In this article, Eisenberg raises an interesting point — not only should companies meet with their customers to understand needs, and wants, but there should be a closer partnership with a special type of customer: lead users. These are not the average users of a product or service — they are the most advanced and proficient users that push the product to its limits and can communicate these as well as future needs of their organizations. Lead users are “motivated to innovate in order to solve [their] own problems rather than to sell a product or service”, and therefore should be considered strategic partners when defining product roadmaps or identifying unmet needs from an organization using a product/service.

The framework to do lead-user research that Eisenberg proposes consists of:

1. Focus on needs of leading-edge users, not the average user

2. Seek not only data for needs, but for innovation too — user developed solutions by leading-edge users.

3. Seek needs and solutions in adjacent markets and nonobvious, analogous markets, in addition to target markets.

4. Employ a cross-disciplinary team, bringing in perspectives from various parts of the organization.

The interactions with the lead-users tend to be more exploratory and abstract rather than mechanical description of activities: “they are in the spirit of “What do you know?”, “What do you think?”, and “What is your intuition?” The interviewers aim to understand the perspectives and insights of the interviewees, seeking out stories that are rich in concrete examples”

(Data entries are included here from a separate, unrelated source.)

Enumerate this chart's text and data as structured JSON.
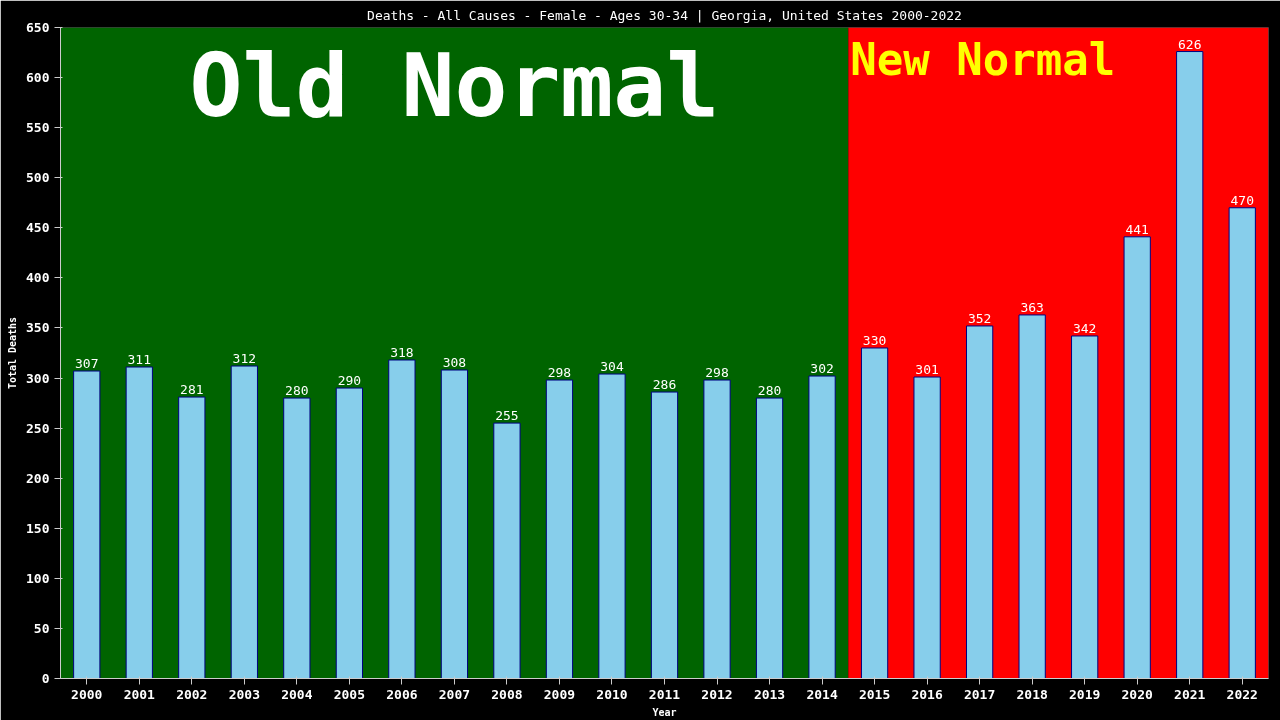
{
  "chart_data": {
    "type": "bar",
    "title": "Deaths - All Causes - Female - Ages 30-34 | Georgia, United States 2000-2022",
    "xlabel": "Year",
    "ylabel": "Total Deaths",
    "categories": [
      "2000",
      "2001",
      "2002",
      "2003",
      "2004",
      "2005",
      "2006",
      "2007",
      "2008",
      "2009",
      "2010",
      "2011",
      "2012",
      "2013",
      "2014",
      "2015",
      "2016",
      "2017",
      "2018",
      "2019",
      "2020",
      "2021",
      "2022"
    ],
    "values": [
      307,
      311,
      281,
      312,
      280,
      290,
      318,
      308,
      255,
      298,
      304,
      286,
      298,
      280,
      302,
      330,
      301,
      352,
      363,
      342,
      441,
      626,
      470
    ],
    "color": "#87ceeb",
    "ylim": [
      0,
      650
    ],
    "yticks": [
      0,
      50,
      100,
      150,
      200,
      250,
      300,
      350,
      400,
      450,
      500,
      550,
      600,
      650
    ],
    "grid": false,
    "data_labels": true,
    "bands": [
      {
        "axis": "x",
        "from": "2000",
        "to": "2014",
        "label": "Old Normal",
        "color": "#006400"
      },
      {
        "axis": "x",
        "from": "2015",
        "to": "2022",
        "label": "New Normal",
        "color": "#ff0000"
      }
    ]
  }
}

A few interesting proofs that Eisenberg uses are the 3M case, where a majority of projects that identified lead-user research needs or opportunities ended up becoming funded products, and Lego which incorporated community feedback including that from lead-users, which became new product lines.

Some of the challenges for this approach are:

- Finding the right people: Reaching the real lead users and lead-use experts.

- Getting the right people to answer the e-mail or phone call.

- Remaining open-minded about problems and solutions.

Questions

- How can a startup, without the large presence or foothold with customers, find and work with lead-users in large enterprises?

- How can a startup divide its limited resources to be able to adequately iterate just the right amount to identify, prototype, and validate its solutions for the needs/opportunities?

Non-class reading: A low-flying pet supplies company just sold to PetSmart in the biggest e-commerce sale ever

Chewy.com — a startup that sells dog and cat food was recently acquired by PetSmart for $3.35B. Personalization (handwritten thank-you notes), as well as an extremely attentive and responsive customer support (one sixth of its entire workforce) helped Chewy gain a pre-acquisition market share of 43% of the online pet food sales, compared to a 48% from Amazon.

Chewy successfully identified a market that could be disrupted by leveraging the love people have to their pets, and capitalized on the opportunity to use a high-customer focus on their approach to sell pet food, making the entire process a satisfying, personalized (more adequately, a pet-onalized) experience.

Given the perceived quality of service, as well as their customer base, Chewy was acquired before it went public.